Three-year-old Elizabeth Zakutansky was born with a rare genetic condition that causes multiple seizures. Her neurologist, a top expert on treating her condition, practices at Lurie Children’s Hospital of Chicago, less than an hour’s drive from the Zakutanskys’ home in Hobart, Indiana. Her parents would like her to get all her care there.
But Lurie wouldn’t continue to treat Elizabeth, because her insurer, Indiana Medicaid, pays out-of-state providers much less than in-state facilities. That’s true for most state Medicaid programs. So the Zakutanskys pay the Lurie neurologist out-of-pocket for consultations, and the doctor gives detailed instructions for Elizabeth’s care to their local pediatrician.
When Elizabeth suffers uncontrolled seizures, however, she needs quick interventions. Her parents have to pull their two teenagers out of school and the whole family drives 2½ hours to Riley Hospital for Children in Indianapolis, the state’s only specialized pediatric facility. If she has to be admitted, the family sometimes must leave her there to return to their jobs and school.
“It’s terrible to leave your daughter and drive home so far away,” said Laura Zakutansky, Elizabeth’s mother. “You aren’t there to comfort her. One seizure could kill her. How would you feel about that if you weren’t there?”
Making top-quality care accessible at out-of-state children’s hospitals for kids with complex medical needs has long vexed families, providers and Medicaid programs.
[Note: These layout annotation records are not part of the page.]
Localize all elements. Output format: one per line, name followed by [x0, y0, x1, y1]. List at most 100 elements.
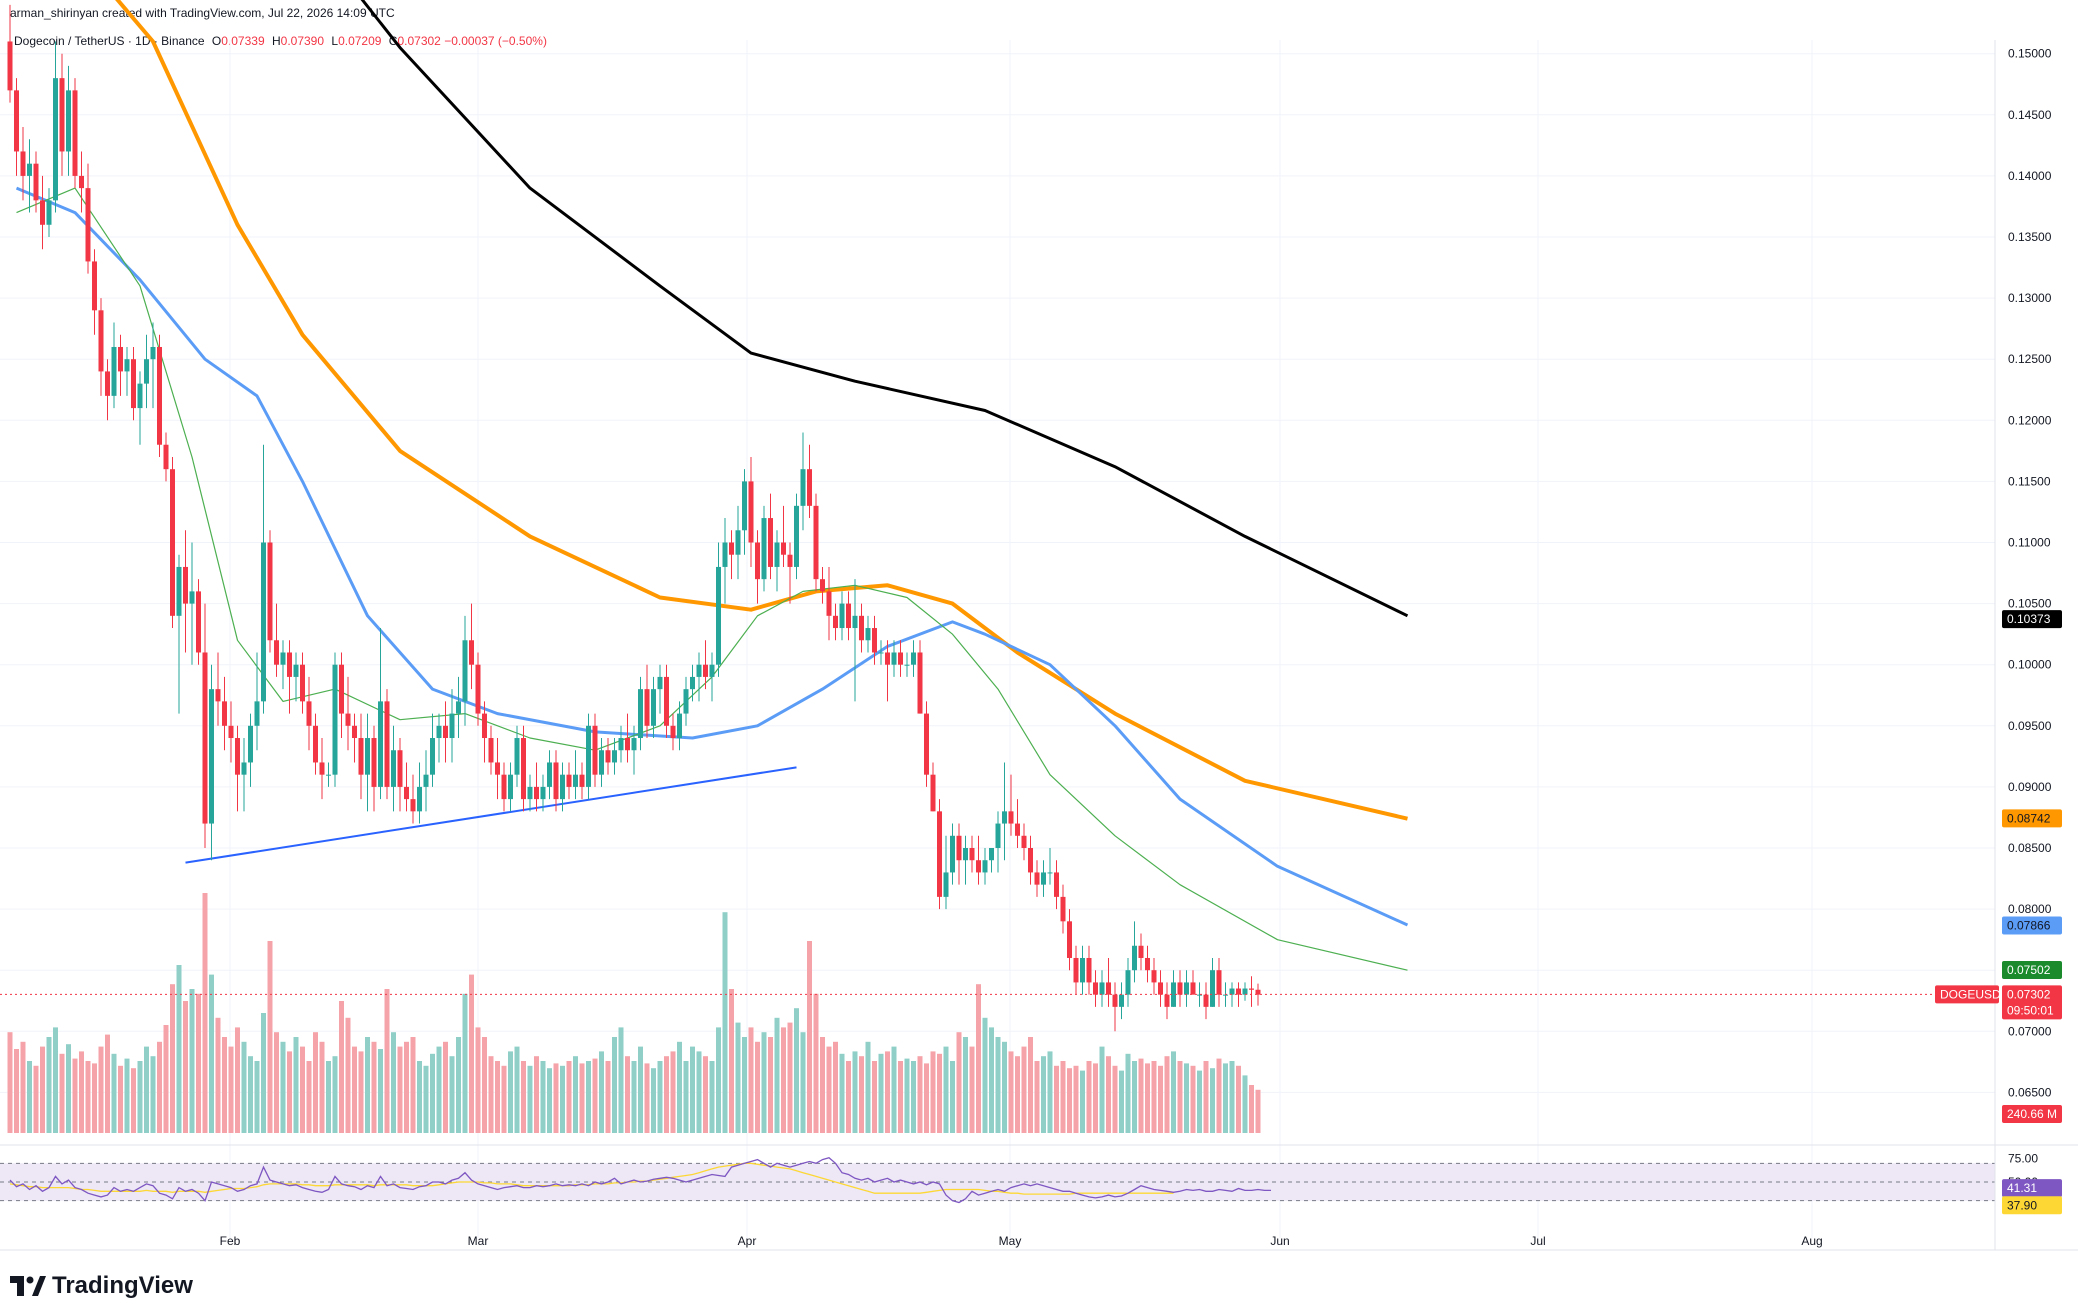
- candle[interactable]: [1236, 982, 1241, 1007]
- candle[interactable]: [111, 322, 117, 409]
- candle[interactable]: [371, 725, 377, 812]
- candle[interactable]: [807, 444, 812, 519]
- candle[interactable]: [690, 664, 695, 702]
- candle[interactable]: [670, 713, 676, 751]
- symbol-title[interactable]: Dogecoin / TetherUS · 1D · Binance: [14, 34, 205, 48]
- candle[interactable]: [904, 652, 910, 677]
- candle[interactable]: [644, 664, 650, 739]
- candle[interactable]: [501, 762, 507, 812]
- candle[interactable]: [267, 530, 273, 653]
- candle[interactable]: [384, 689, 390, 800]
- candle[interactable]: [1099, 970, 1105, 1007]
- support-trendline[interactable]: [185, 766, 797, 864]
- candle[interactable]: [20, 127, 26, 201]
- candle[interactable]: [846, 591, 851, 641]
- candle[interactable]: [1054, 860, 1059, 910]
- candle[interactable]: [683, 676, 689, 726]
- candle[interactable]: [1190, 970, 1196, 995]
- candle[interactable]: [969, 835, 975, 873]
- candle[interactable]: [293, 652, 299, 702]
- candle[interactable]: [1034, 860, 1040, 897]
- candle[interactable]: [1255, 983, 1261, 1006]
- candle[interactable]: [7, 4, 13, 103]
- candle[interactable]: [495, 738, 500, 800]
- candle[interactable]: [813, 493, 819, 592]
- candle[interactable]: [1028, 835, 1033, 885]
- candle[interactable]: [261, 444, 266, 714]
- candle[interactable]: [53, 41, 58, 213]
- candle[interactable]: [1021, 823, 1027, 861]
- candle[interactable]: [332, 652, 338, 787]
- tradingview-logo[interactable]: TradingView: [10, 1272, 193, 1300]
- candle[interactable]: [1184, 970, 1189, 1007]
- candle[interactable]: [651, 676, 656, 739]
- candle[interactable]: [729, 530, 734, 580]
- candle[interactable]: [547, 750, 552, 800]
- candle[interactable]: [1015, 799, 1020, 848]
- candle[interactable]: [508, 762, 513, 812]
- candle[interactable]: [631, 725, 637, 775]
- candle[interactable]: [917, 640, 923, 714]
- candle[interactable]: [800, 432, 806, 531]
- candle[interactable]: [865, 615, 871, 653]
- candle[interactable]: [755, 530, 760, 604]
- candle[interactable]: [33, 151, 39, 213]
- candle[interactable]: [911, 640, 916, 677]
- candle[interactable]: [1216, 957, 1222, 1007]
- candle[interactable]: [66, 65, 71, 176]
- candle[interactable]: [1047, 848, 1053, 885]
- time-axis[interactable]: Feb Mar Apr May Jun Jul Aug: [220, 1234, 1823, 1248]
- candle[interactable]: [1164, 982, 1170, 1020]
- candle[interactable]: [976, 835, 981, 885]
- candle[interactable]: [170, 456, 175, 629]
- candle[interactable]: [417, 762, 422, 824]
- candle[interactable]: [566, 762, 572, 800]
- candle[interactable]: [105, 359, 110, 421]
- candle[interactable]: [664, 664, 669, 739]
- candle[interactable]: [1138, 933, 1144, 971]
- candle[interactable]: [618, 725, 624, 763]
- candle[interactable]: [397, 738, 403, 812]
- candle[interactable]: [254, 652, 260, 751]
- candle[interactable]: [313, 713, 318, 775]
- candle[interactable]: [625, 713, 630, 763]
- candle[interactable]: [1210, 957, 1215, 1007]
- candle[interactable]: [137, 371, 143, 445]
- candle[interactable]: [891, 640, 897, 677]
- candle[interactable]: [826, 566, 832, 641]
- candle[interactable]: [27, 139, 32, 213]
- candle[interactable]: [514, 725, 520, 787]
- candle[interactable]: [540, 774, 546, 812]
- candle[interactable]: [222, 676, 227, 751]
- candle[interactable]: [306, 676, 312, 751]
- candle[interactable]: [989, 848, 994, 873]
- candle[interactable]: [72, 78, 78, 189]
- candle[interactable]: [209, 664, 214, 861]
- candle[interactable]: [774, 530, 780, 592]
- candle[interactable]: [982, 848, 988, 885]
- candle[interactable]: [716, 542, 721, 677]
- candle[interactable]: [833, 603, 838, 641]
- candle[interactable]: [443, 701, 448, 763]
- candle[interactable]: [85, 163, 91, 274]
- candle[interactable]: [956, 823, 962, 885]
- candle[interactable]: [638, 676, 643, 751]
- candle[interactable]: [14, 78, 19, 176]
- candle[interactable]: [410, 774, 416, 824]
- candle[interactable]: [599, 738, 604, 787]
- candle[interactable]: [462, 615, 468, 726]
- candle[interactable]: [605, 738, 611, 775]
- candle[interactable]: [352, 713, 357, 763]
- candle[interactable]: [202, 603, 208, 848]
- candle[interactable]: [365, 713, 370, 812]
- candle[interactable]: [735, 505, 741, 580]
- candle[interactable]: [391, 725, 396, 812]
- candle[interactable]: [592, 713, 598, 787]
- candle[interactable]: [1106, 957, 1111, 1007]
- candle[interactable]: [196, 579, 201, 665]
- candle[interactable]: [176, 554, 182, 714]
- candle[interactable]: [215, 652, 221, 726]
- candle[interactable]: [326, 762, 331, 787]
- candle[interactable]: [521, 725, 526, 812]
The choice of an out-of-state hospital can be a matter of convenience for patients and their families, and it may also mean ensuring state-of-the-art care, since only a limited number of hospitals and physicians in the country have the skills and experience to best treat children with certain conditions.
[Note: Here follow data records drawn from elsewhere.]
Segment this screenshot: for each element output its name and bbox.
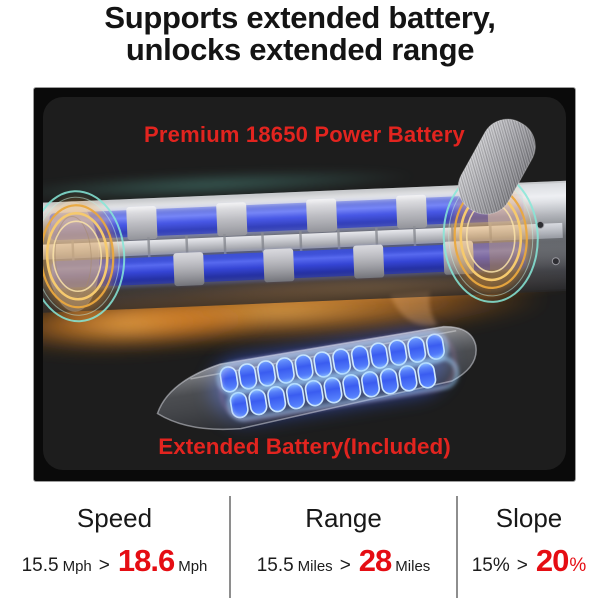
before-value: 15.5 xyxy=(21,555,59,576)
stat-title: Speed xyxy=(76,503,153,533)
title-line-2: unlocks extended range xyxy=(125,31,475,67)
extended-battery-label: Extended Battery(Included) xyxy=(158,434,451,459)
teal-light-streak xyxy=(43,170,421,199)
stat-comparison: 15.5 Miles > 28 Miles xyxy=(257,543,431,579)
after-unit: Mph xyxy=(178,558,208,575)
before-value: 15.5 xyxy=(256,555,294,576)
glow-ring-right xyxy=(441,170,540,304)
column-divider xyxy=(229,496,231,598)
before-unit: Miles xyxy=(297,558,333,575)
stat-title: Range xyxy=(305,503,382,533)
greater-than-symbol: > xyxy=(516,555,528,576)
battery-housing xyxy=(156,325,477,431)
hero-panel: Premium 18650 Power Battery Extended Bat… xyxy=(33,87,576,482)
before-unit: Mph xyxy=(62,558,92,575)
after-unit: Miles xyxy=(395,558,431,575)
after-unit: % xyxy=(569,555,587,576)
extended-battery-cells xyxy=(219,333,445,419)
battery-type-label: Premium 18650 Power Battery xyxy=(144,122,465,147)
stat-column-range: Range 15.5 Miles > 28 Miles xyxy=(231,480,456,579)
tube-end-cap xyxy=(46,200,100,312)
after-value: 20 xyxy=(535,543,569,578)
extended-battery-pack xyxy=(156,325,477,431)
battery-cutaway-illustration xyxy=(43,118,566,431)
stat-comparison: 15% > 20 % xyxy=(472,543,587,579)
page-title: Supports extended battery, unlocks exten… xyxy=(0,0,600,65)
battery-cells-row xyxy=(43,192,563,290)
cable-bracket xyxy=(390,291,438,326)
stat-title: Slope xyxy=(495,503,563,533)
after-value: 18.6 xyxy=(117,543,175,578)
stat-column-slope: Slope 15% > 20 % xyxy=(458,480,600,579)
stats-section: Speed 15.5 Mph > 18.6 Mph Range 15.5 Mil… xyxy=(0,480,600,600)
hero-panel-inner: Premium 18650 Power Battery Extended Bat… xyxy=(43,97,566,470)
orange-underglow xyxy=(43,274,566,351)
before-value: 15% xyxy=(471,555,510,576)
stem-tube xyxy=(43,157,566,351)
after-value: 28 xyxy=(358,543,392,578)
column-divider xyxy=(456,496,458,598)
stat-column-speed: Speed 15.5 Mph > 18.6 Mph xyxy=(0,480,229,579)
glow-ring-left xyxy=(43,189,127,323)
greater-than-symbol: > xyxy=(98,555,110,576)
greater-than-symbol: > xyxy=(339,555,351,576)
title-line-1: Supports extended battery, xyxy=(104,0,496,35)
stat-comparison: 15.5 Mph > 18.6 Mph xyxy=(22,543,208,579)
stem-right-section xyxy=(486,181,566,292)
Congress has recognized the problem. Two years ago, it passed a law allowing states to voluntarily establish a “health home” program, potentially making it easier for out-of-state providers to serve as the coordinating caregiver for children with complex conditions. Participating states would receive a temporary boost in federal Medicaid funding to launch the program. But the Centers for Medicare & Medicaid Services said it has no “definitive timeline” for issuing guidance to the states on how to set this up.
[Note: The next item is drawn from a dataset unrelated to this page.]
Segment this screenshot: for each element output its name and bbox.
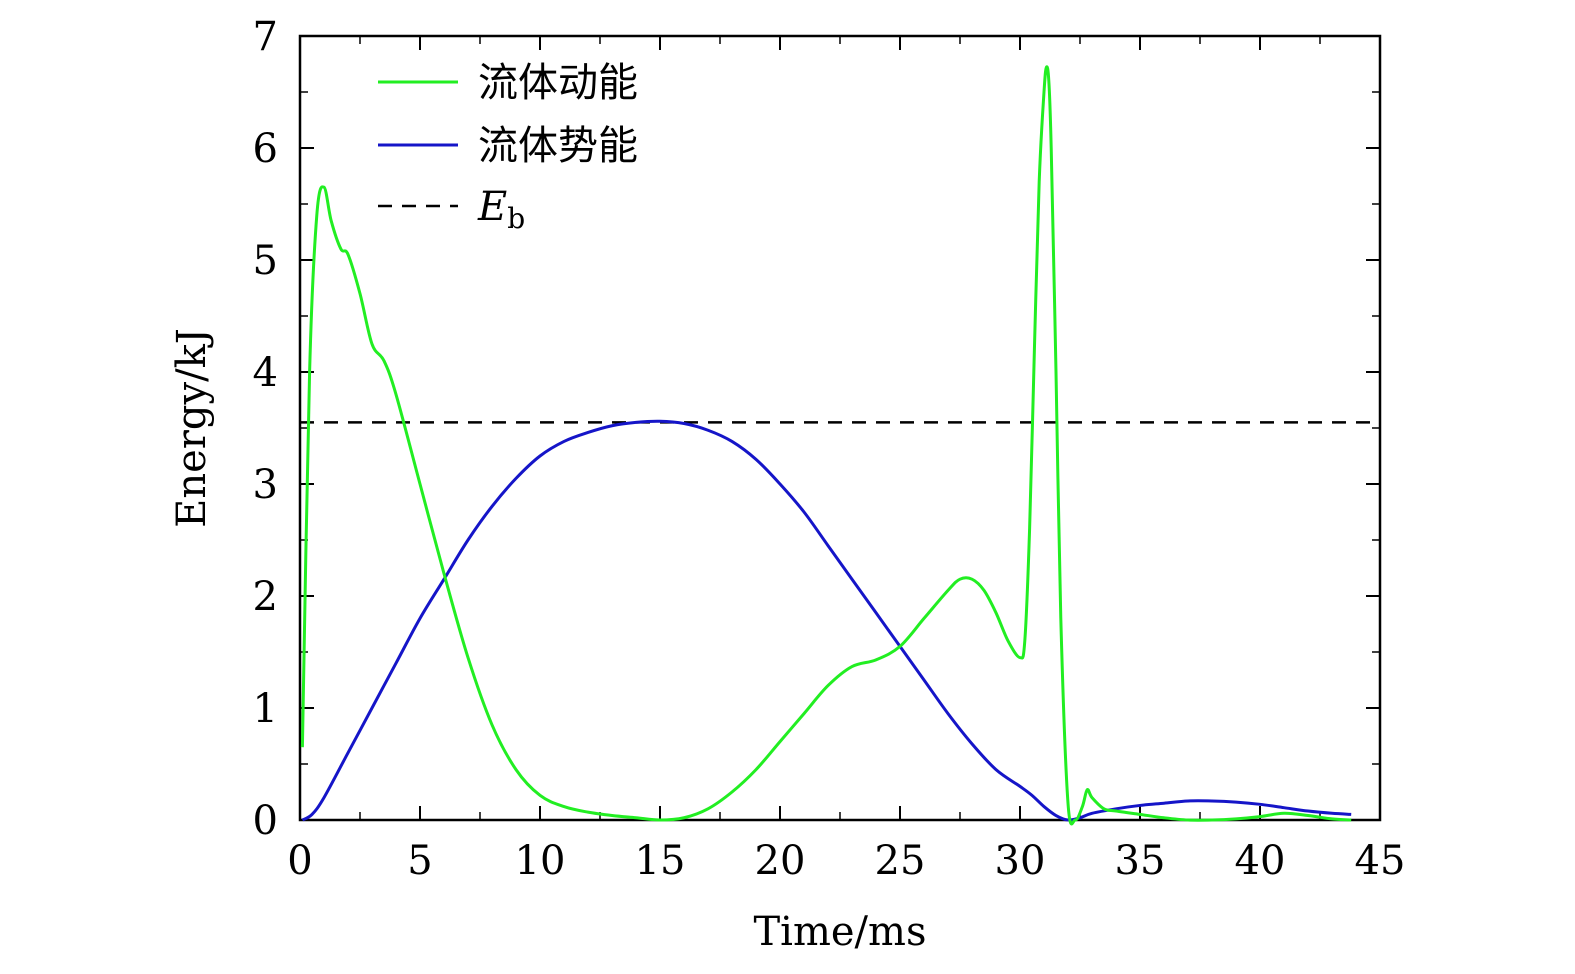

State Medicaid officials argue that their states can’t afford to send children to out-of-state facilities that demand higher payment rates. Children’s hospitals say all they want is rates equal to what Medicaid pays in-state providers. Complicating matters is that most states have private Medicaid managed-care plans running their programs, and those plans decide which providers patients can go to and how much to pay them.
But Indiana lawmakers are moving on bills that would boost Medicaid payments to children’s hospitals in bordering states — Illinois, Kentucky, Michigan and Ohio — to near-parity with in-state facilities. Currently, a facility in Chicago might receive reimbursement as low as one-fourth of what an Indiana hospital would get for the same services. Both the House of Representatives and the Senate passed versions of the bill, and they are expected to reconcile the differences shortly and send it to the governor. The projected annual cost to the state is $300,000 to $950,000. To address fears that it may cost more, the bill would have to be reauthorized in two years.
“These families have to schlep down three hours in the snow to Indianapolis, and if they try to reschedule an appointment, they may have to wait another six weeks to get in,” said state Republican Sen. Mike Bohacek, one of the bill’s lead sponsors. He faced that situation with his own daughter, who was born in 2001 with Down syndrome in critical condition. “We can do better.”
Nearly 90% of children’s hospitals serve out-of-state patients, receiving payments from more than six states on average, according to a federal Medicaid commission report last year. Two-thirds of the states pay out-of-state hospitals a lower rate than in-state facilities. Kids with complex medical conditions account for 40% of Medicaid’s spending on pediatric care.